CARP Bug in 17.1 resulting in split brains or backup always "master" ???

Started by Wayne Train, June 27, 2017, 09:59:46 AM

Previous topic - Next topic
Hi,
I use Ubiquity EdgeMax Switches and I have to enable FlowControl to use reliable LACP. I bonded to switchports and to carry all vlans on them. And yes, I also experienced Splitbrains without a LAGG. As soon as there are more than one VLAN on a cable the box starts behaving very confusing when I disconnect an ethernet cable on the lan side. In most cases disconnecting the WAN uplink leads to a "clean" failover. Disconnecting the LAN side (LAGG or not, but with multiple VLANs) leads to a split brain.
Since I readt that CARP was touched between 17.1.1 and 17.1.8 and I didn't experience these Issues in 16.7, I think that something with LACP in CARP context may be messed up in FreeBSD.
Best regards,
Wayne

Quote from: Wayne Train on June 30, 2017, 08:32:27 AM
Hi,

no it didn't. And furthermore there seems to be another Bug: After trying with the LAGG, I wanted to delete it, and the whole system crashed. I had this before on both nodes before I did a clean reinstall. OPNsense detected a bug and i filed it with a short description. It was related to some errors and uncaught exceptions in the lagg_edit.php file, but I'm not a programmer...

I'm really hoping, that the next minor relase is coming soon, since 17.1.8 isn't really what I expected from OPNsense. 16.x was really fine, I had no issues. Until 17.1.4 everything worked fine and then it started getting really weird...

Thank you.

Seems I found a similar one ...
https://github.com/opnsense/core/issues/1715


So, I created a LAGG with 2 IF's and on this LAGG 2 VLANs with CARP.
I tested every scenario, no splitbrains, but now MASTER state is always on machine 2.

I believe this has something to do with the LACP balancing because packets for VLAN88 are sent over igb1 and packets for VLAN99 are sent over igb2. Must be something like this.

After a reboot of both machines MASTER state is on machine1 again.

Did you enable fast timeouts on LAGG? This didn't work with my setup, so please don't.

Oh, OK, now I plugged out WAN, then Machine2 is MASTER for WAN and STANDBY for LAGG. Only dis- and enabling CARP fixes this.
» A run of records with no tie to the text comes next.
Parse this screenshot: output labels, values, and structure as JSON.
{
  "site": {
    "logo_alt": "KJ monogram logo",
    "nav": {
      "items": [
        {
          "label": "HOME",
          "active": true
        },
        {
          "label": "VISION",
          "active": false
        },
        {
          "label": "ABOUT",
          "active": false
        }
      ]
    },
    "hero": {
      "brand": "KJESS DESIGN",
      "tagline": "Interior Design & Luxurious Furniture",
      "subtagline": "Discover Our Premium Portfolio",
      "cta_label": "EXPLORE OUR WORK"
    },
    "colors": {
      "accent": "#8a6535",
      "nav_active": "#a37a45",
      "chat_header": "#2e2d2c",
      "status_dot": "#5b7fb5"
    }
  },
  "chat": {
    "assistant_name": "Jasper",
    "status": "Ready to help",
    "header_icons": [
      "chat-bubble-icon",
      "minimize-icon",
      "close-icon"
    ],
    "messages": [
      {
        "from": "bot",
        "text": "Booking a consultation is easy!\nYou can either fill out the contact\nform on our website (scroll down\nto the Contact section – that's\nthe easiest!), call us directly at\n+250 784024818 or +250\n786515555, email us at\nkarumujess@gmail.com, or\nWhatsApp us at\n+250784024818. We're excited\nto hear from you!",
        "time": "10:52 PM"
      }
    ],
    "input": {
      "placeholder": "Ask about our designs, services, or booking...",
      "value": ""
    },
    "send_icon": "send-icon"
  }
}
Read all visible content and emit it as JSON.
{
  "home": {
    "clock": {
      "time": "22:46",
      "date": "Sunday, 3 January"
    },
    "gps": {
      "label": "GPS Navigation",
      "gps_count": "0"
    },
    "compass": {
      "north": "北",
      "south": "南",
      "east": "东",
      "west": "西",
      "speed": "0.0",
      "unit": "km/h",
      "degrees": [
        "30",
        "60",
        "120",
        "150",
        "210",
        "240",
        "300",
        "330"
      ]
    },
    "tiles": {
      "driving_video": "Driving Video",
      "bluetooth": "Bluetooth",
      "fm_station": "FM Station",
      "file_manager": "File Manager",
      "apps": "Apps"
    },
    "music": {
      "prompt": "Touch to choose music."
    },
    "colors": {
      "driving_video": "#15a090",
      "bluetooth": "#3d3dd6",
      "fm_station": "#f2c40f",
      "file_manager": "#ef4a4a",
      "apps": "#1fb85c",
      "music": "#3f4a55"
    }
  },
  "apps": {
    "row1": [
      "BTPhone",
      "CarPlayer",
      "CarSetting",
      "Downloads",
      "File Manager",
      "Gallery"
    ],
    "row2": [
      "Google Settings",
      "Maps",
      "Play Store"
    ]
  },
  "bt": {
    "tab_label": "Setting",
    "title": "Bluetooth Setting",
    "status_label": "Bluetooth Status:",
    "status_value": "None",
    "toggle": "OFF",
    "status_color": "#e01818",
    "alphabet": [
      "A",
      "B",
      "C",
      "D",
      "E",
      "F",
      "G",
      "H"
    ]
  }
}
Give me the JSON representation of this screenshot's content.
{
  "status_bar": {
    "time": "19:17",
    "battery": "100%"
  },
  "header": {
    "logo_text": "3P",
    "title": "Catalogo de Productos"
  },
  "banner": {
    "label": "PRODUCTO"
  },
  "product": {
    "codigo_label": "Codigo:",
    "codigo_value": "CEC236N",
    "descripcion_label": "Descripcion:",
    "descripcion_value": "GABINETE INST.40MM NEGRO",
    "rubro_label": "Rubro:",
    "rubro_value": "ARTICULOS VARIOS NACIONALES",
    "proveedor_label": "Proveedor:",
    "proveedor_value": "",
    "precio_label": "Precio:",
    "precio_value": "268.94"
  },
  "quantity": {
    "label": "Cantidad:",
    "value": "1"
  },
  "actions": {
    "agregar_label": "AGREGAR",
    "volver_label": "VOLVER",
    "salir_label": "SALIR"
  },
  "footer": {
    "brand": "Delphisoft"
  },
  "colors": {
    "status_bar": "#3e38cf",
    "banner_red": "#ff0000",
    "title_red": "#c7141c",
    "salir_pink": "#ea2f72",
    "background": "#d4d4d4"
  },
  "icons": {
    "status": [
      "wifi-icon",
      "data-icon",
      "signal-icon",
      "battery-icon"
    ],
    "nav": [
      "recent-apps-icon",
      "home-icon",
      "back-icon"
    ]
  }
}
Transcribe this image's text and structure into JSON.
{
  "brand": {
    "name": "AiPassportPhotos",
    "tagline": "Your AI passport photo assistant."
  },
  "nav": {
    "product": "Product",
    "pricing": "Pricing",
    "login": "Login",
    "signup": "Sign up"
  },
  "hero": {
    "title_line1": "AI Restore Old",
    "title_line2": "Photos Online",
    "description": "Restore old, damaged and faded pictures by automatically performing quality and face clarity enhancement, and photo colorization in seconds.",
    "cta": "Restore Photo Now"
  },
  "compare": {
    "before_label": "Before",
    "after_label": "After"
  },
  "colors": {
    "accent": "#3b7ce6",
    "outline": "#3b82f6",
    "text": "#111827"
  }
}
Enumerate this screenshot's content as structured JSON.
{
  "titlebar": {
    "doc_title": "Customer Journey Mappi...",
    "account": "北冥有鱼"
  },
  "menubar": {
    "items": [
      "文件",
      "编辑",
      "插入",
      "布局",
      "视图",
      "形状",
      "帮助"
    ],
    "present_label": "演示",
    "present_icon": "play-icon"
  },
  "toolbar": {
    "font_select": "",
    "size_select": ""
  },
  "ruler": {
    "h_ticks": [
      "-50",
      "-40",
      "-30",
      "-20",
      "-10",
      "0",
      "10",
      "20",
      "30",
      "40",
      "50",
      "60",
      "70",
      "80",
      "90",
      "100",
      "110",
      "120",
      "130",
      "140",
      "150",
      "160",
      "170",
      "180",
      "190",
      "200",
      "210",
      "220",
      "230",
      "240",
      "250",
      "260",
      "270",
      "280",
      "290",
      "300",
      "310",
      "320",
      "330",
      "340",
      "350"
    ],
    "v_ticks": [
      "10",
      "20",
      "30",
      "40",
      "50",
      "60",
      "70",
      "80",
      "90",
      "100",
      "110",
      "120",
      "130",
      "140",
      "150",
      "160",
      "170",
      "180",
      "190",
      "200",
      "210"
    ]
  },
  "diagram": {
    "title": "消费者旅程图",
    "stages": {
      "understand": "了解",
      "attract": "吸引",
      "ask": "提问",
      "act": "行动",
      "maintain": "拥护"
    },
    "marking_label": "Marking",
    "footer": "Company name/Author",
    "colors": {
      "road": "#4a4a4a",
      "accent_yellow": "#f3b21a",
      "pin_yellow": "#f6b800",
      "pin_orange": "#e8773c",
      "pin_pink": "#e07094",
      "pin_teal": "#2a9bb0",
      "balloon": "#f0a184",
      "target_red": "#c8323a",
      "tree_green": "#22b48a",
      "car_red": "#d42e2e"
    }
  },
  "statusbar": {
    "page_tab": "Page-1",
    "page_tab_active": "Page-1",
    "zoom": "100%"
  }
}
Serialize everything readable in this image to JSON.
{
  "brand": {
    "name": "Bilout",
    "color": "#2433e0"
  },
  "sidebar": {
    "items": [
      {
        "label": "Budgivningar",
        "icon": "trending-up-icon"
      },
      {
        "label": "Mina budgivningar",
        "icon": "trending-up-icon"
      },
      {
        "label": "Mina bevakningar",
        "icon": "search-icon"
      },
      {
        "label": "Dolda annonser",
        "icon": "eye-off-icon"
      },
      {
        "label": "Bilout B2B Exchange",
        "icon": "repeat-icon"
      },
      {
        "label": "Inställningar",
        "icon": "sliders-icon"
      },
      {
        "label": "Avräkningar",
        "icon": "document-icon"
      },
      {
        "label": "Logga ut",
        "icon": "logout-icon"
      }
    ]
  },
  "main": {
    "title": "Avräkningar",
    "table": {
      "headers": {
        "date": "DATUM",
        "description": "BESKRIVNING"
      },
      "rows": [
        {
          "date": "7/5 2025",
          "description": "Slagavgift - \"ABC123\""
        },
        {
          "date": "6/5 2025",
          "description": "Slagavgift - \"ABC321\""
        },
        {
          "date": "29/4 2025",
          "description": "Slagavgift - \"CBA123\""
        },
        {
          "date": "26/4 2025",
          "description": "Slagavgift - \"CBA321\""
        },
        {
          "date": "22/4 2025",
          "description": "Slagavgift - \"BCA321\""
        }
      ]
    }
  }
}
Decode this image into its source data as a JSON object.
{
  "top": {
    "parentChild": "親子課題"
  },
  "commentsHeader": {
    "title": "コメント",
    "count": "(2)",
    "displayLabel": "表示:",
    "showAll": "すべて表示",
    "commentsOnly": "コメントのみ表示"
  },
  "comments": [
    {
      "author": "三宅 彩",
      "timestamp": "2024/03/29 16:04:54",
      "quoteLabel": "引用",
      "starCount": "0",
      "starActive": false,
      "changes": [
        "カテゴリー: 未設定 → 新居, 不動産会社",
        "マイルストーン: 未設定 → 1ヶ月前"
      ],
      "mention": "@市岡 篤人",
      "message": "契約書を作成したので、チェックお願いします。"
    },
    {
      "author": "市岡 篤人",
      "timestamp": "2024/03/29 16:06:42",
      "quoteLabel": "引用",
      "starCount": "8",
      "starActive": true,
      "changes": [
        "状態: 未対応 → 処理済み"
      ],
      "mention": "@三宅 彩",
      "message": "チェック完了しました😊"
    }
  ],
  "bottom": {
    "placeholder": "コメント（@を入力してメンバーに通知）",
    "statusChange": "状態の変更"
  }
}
Hm, also when I plug one cable of LAGG one is MASTER for WAN and the other MASTER for LAN (LAGG). This wasn't the case in my first test.


Ahhh, I reread you initial post.

This is not called splitbrain! Splitbrain is when both machines are in master state and you have a flapping of MACs on the switch.

What you have is a mix of master/standby on same machine.

I did a reboot now, and also after the reboot M1 was MASTER on WAN and BACKUP for LAGG, other machine vice versa. The I pulled out power and plugged in again, now M2 is MASTER for all. Strange ...

Cross correlating these reports with trouble I've had with pfSense 2.3.4. The menus for that allow setting up Master and Standby separately and differently for different interfaces. So I did, which worked fine in pfSense 2.3.3. But with 2.3.4 it broke, became undependable. This may be unrelated to the reports here ... or not.

Someone on the pfSense forums claimed such a setup isn't "supported," which seems a strange thing to say when (1) the menus allow it, and (2) the docs don't say anything against it, and (3) it used to work. But then the OPNsense docs on CARP speak of the whole system failing over, rather than having failover work independently per-interface. Having read that, since I'm needing to replace pfSense in short order, I asked elsewhere in these forums what how CARP is designed to work on OPNsense. There's been an answer, but it was unclear.

The Decisio brochure says: "Two or more firewalls can be configured as a failover group. If one interface fails on the primary or the primary goes offline entirely, the secondary becomes active." This can be read to imply that the disconnection of a single interface on the primary server is supposed to result in the entire operation being taken over by the secondary server. Is that in theory what the back-end logic is supposed to do? Or in theory should only the VIPs of the single interface that is down be taken over by the secondary server?

As written in another thread dont tick "Disable preempt" on both FWs and set a tunable of net.inet.carp.senderr_demotion_factor=0 on both firewalls. Reboot and you're good

No,
I'm not trunking VLAN 1 and I also ran into the issue with VLANs only, without LAGG.
Best regards,
Wayne